Interestingly, even though Psychonauts appears to adopt an outdated idea of the motivations for people’s behavior and the constitution of the psyche, wherein a single event from a person’s troubled childhood can be the one factor that informs their entire personality from that moment forward, to the point that, for instance, winning a chess game is all that’s required to heal someone who’s convinced that he’s Napoleon, Psychonauts also complicates this by showing us that even the most seemingly well-adjusted characters in the game have deep-seated traumas locked away that continue to haunt them. Psychonauts doesn’t operate from a scientific style of diagnosis-based description of mental illness at all, but treats the mental world as a literal, albeit metaphysical, realm that can be lived in, manipulated, and broken or repaired on its own metaphorical terms.

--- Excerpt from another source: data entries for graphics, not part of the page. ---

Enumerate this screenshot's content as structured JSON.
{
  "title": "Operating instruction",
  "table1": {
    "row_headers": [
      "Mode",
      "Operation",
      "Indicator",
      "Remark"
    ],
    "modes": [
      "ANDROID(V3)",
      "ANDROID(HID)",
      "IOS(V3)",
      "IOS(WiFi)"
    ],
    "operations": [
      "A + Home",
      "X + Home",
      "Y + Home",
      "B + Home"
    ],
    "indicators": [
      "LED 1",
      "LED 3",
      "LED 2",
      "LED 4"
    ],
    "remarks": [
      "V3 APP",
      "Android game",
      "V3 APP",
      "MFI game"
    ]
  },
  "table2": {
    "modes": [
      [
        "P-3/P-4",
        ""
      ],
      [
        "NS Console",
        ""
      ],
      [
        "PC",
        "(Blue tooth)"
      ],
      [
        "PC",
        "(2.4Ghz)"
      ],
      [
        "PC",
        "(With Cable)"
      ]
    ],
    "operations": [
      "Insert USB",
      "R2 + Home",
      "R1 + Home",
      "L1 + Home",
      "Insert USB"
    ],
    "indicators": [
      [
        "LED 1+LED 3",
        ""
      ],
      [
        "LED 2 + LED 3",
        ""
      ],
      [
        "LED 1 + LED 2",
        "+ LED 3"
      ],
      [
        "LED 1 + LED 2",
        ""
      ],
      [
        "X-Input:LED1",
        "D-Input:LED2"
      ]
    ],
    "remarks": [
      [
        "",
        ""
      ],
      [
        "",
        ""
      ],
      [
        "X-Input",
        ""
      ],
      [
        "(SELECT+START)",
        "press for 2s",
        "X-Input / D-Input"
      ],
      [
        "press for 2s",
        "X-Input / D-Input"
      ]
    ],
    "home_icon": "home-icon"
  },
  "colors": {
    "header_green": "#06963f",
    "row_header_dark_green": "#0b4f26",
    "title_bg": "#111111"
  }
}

A character’s emotional baggage here can be an actual suitcase except it’s got googly eyes and is weeping uncontrollably, and if you reunite it with its missing luggage tag they both rejoice and you’ve solved that particular psychological problem.
This sort of treatment would not work on Sheldon Cooper.
In Part One, in discussing pop cultural depictions of Multiple Personality Disorder, what I didn’t mention is that there are a great many professionals who doubt that MPD is even a real thing. It’s certainly a very rare condition, and there is often a contention that the few patients who have been diagnosed with it are actually just faking it to get attention, and/or their doctors are inventing it in order to get famous. That’s either crass and insulting to the actual people suffering from the condition and the professionals trying to help them—if it’s real—or else it’s dismissive of them as posers trying to capitalize on the sympathy they perceive that people with mental health issues receive in our society, or at least the sympathy to which they feel entitled.
Does using mental illness as a metaphor do something similar? Does it objectify the real people who actually have these conditions as part of their identity? Or is it legitimate to take an illness as symbolic for a wider cultural or existential investigation—certainly tuberculosis was a popular trope for this very thing not unreasonably long ago. Should we be wary about portraying a real mental illness in art if we’re not doing it in order to actually understand the condition itself and the actual people who live with it? Or is it inherently impossible to divorce an artistic subject from its broader figurative consequences, so that worrying about it too much is rendered senseless?